= Daniel Waters (minuteman) =

Daniel Waters (June 20, 1731 – March 26, 1816) was an officer in the Continental Navy and in the United States Navy.

==Biography==
He was born on June 20, 1731, in Charlestown, Massachusetts, and was one of the "minutemen" who engaged the British at the onset of the American Revolutionary War. Later placed in charge of a small gunboat during the siege of British troops in Boston, Waters was appointed by General George Washington to command the schooner Lee on January 20, 1776. He was soon actively engaged in the ensuing assault upon British communications, capturing one enemy vessel in February and another in May. Aided by Warren, Lee seized an armed troopship with 94 Scottish Highlander troops on board in early June. Later in the month, Waters and Lee shared with other vessels the capture of transports Howe and Annabella.
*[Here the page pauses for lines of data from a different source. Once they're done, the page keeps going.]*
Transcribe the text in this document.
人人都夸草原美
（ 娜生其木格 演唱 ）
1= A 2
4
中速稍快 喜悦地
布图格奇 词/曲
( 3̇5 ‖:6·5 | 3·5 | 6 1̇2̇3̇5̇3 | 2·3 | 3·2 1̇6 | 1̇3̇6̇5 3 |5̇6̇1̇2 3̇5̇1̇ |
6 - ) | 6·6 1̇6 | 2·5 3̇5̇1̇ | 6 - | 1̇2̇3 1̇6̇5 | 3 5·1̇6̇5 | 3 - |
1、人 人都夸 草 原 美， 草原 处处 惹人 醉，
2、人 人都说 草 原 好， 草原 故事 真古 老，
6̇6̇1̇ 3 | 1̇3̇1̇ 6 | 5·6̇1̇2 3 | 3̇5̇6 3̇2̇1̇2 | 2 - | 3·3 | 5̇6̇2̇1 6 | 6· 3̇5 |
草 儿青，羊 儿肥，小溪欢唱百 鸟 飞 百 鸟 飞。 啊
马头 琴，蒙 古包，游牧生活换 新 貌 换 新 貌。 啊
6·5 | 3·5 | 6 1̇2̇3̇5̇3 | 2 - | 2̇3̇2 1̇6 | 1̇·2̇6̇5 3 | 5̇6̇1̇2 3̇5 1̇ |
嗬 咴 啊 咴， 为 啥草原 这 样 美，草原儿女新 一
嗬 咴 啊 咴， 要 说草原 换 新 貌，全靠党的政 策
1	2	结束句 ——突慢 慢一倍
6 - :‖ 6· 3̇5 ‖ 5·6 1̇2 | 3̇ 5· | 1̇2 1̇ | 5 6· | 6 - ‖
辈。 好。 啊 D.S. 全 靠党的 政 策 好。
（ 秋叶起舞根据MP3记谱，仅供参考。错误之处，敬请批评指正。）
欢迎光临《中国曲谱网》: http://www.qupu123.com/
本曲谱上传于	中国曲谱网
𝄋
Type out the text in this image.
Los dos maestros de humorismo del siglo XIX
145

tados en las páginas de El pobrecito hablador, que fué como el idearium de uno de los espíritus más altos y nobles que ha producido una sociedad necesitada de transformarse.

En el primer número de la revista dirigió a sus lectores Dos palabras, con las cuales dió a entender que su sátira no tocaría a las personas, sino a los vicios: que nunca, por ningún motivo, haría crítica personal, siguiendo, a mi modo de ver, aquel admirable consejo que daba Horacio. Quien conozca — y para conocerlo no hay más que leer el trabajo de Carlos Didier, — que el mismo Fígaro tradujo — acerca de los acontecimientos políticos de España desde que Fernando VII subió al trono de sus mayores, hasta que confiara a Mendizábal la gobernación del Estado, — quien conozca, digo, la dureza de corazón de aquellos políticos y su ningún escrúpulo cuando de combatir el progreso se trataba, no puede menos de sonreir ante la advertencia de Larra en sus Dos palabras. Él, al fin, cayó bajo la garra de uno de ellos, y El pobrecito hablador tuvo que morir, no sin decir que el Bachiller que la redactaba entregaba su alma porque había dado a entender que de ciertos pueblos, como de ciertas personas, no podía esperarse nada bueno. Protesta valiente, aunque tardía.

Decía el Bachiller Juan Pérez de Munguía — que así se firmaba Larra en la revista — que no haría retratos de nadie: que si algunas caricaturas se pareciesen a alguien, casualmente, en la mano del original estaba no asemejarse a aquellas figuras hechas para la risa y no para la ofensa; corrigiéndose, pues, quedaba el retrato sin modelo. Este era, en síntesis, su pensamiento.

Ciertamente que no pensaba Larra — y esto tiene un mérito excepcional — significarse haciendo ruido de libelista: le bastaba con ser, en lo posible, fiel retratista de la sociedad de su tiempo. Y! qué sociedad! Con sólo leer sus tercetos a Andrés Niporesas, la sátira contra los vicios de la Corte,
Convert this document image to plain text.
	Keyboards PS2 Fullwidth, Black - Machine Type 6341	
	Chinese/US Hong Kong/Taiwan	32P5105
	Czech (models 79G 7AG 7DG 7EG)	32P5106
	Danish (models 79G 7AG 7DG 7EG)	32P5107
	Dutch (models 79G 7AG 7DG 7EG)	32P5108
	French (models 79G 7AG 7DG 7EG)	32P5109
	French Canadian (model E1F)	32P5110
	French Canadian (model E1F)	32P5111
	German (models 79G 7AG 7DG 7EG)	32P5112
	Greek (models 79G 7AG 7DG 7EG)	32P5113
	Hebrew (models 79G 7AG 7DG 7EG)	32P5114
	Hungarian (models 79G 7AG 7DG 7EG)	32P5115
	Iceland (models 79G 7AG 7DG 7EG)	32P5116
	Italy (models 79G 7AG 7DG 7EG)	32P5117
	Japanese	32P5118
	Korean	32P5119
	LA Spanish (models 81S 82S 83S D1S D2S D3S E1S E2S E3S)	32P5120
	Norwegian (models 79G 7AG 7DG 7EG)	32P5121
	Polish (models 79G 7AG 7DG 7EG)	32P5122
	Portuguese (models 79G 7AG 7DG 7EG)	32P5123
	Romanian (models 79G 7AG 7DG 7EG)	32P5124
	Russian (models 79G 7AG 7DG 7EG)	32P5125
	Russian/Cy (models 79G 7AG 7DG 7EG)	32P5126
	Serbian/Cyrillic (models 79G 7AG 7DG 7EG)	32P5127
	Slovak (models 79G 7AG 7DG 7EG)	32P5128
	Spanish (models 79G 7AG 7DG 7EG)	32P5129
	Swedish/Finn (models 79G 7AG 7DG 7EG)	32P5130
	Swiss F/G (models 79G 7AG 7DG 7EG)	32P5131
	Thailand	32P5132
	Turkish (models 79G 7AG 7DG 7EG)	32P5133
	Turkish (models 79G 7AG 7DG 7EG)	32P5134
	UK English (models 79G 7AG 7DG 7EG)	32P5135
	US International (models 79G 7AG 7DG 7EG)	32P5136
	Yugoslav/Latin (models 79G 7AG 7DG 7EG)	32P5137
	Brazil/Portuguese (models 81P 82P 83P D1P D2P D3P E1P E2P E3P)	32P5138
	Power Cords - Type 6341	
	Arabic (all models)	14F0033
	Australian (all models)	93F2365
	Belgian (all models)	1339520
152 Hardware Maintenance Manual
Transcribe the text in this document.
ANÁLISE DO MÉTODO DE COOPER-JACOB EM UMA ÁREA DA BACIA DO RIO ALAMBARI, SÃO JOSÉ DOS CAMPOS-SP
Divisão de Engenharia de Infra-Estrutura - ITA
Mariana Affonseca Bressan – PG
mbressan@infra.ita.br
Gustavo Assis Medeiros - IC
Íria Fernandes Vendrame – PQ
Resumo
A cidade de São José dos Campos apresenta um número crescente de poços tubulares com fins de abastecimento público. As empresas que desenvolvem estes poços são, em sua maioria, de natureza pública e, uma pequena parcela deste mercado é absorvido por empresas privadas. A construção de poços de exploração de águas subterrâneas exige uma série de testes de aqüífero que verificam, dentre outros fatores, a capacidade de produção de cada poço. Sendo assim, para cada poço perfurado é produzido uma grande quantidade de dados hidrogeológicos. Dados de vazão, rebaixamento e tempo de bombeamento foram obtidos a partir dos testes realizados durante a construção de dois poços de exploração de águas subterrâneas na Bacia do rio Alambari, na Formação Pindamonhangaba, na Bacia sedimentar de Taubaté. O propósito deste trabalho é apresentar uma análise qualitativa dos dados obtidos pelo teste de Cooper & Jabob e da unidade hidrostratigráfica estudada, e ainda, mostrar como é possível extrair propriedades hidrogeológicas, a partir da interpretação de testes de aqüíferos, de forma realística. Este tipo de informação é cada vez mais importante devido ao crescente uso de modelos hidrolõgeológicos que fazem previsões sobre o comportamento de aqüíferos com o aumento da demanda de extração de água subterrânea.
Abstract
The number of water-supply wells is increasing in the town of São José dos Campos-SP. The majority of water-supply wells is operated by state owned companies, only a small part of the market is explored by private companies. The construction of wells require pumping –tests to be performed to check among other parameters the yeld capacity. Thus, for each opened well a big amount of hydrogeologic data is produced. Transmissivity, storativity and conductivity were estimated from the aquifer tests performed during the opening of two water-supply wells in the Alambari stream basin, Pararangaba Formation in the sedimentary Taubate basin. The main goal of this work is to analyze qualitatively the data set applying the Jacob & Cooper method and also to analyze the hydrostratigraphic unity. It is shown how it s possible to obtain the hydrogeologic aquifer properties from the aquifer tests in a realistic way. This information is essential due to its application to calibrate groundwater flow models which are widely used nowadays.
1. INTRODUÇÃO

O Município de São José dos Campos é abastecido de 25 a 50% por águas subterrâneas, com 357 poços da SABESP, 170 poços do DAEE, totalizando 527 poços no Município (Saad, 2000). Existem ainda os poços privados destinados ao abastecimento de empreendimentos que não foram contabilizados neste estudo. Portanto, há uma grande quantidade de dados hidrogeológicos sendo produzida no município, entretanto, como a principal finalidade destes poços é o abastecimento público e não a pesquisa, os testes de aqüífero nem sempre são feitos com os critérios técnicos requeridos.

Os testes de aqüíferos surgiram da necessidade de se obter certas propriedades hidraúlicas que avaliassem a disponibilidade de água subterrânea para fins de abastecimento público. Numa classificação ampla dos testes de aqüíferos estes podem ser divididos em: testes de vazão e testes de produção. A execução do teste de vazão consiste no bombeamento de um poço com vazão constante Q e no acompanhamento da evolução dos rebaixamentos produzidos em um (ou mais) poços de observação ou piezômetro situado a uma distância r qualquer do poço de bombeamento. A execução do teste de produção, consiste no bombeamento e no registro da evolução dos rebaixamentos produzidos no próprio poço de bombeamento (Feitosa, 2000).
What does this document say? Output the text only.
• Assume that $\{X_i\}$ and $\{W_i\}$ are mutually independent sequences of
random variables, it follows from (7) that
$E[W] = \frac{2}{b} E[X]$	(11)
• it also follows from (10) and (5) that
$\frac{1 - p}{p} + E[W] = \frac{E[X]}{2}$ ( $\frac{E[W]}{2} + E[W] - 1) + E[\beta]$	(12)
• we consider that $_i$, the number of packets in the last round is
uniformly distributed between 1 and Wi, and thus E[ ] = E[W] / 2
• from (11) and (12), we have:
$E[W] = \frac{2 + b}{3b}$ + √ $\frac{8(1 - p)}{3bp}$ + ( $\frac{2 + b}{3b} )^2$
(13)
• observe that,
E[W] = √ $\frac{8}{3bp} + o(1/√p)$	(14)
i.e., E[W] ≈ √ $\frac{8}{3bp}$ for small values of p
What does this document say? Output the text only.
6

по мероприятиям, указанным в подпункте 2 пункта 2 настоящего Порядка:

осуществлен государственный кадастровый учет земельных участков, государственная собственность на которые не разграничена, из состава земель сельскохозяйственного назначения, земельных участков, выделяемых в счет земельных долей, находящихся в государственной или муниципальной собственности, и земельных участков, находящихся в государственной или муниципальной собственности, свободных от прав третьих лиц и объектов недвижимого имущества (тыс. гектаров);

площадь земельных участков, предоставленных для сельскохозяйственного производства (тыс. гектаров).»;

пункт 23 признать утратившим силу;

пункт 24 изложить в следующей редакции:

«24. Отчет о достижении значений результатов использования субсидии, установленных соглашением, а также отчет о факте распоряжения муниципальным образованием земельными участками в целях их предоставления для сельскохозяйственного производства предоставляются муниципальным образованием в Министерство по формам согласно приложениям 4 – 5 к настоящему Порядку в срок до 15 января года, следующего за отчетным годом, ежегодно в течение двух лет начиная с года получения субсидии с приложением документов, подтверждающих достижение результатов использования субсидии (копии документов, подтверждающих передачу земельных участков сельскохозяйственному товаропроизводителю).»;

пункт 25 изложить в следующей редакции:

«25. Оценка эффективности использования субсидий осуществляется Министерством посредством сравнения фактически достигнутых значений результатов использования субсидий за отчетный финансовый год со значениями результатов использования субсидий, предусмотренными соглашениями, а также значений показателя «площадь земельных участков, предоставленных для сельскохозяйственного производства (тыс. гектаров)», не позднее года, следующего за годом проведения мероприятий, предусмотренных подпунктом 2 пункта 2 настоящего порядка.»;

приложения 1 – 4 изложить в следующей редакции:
Again at the recommendation of Washington, Waters was appointed a captain in the Continental Navy on March 15, 1777, and given command of the frigate Fox. Shortly thereafter, Waters and Fox, along with Hancock, were forced to surrender to superior British forces off Halifax, Nova Scotia. Following an exchange in 1778, Waters made a cruise to the West Indies in the spring of 1779 in the Continental sloop General Gates. He then commanded the Massachusetts ship General Putnam in an ill-fated expedition against Castine, Maine, in which the American ships were destroyed in the mouth of the Penobscot River to prevent their capture .

Waters' most famous exploit occurred on Christmas Day, 1779, when he led the Boston privateer Thorn in a successful, two-hour action against two enemy privateers of about equal armament, but more heavily manned. In the fierce fight, during which Governor William Tryon and Sir William Erskine were captured, Waters was wounded. John Adams was to write of this engagement: "There has not been a more memorable action this war."

Waters' last cruise was in the Massachusetts privateer Friendship, to which he was appointed in January 1781. Following the war, Waters retired to his farm in Malden, Massachusetts, where he died on March 26, 1816.

==Namesake==
USS Waters (DD-115) was named for him.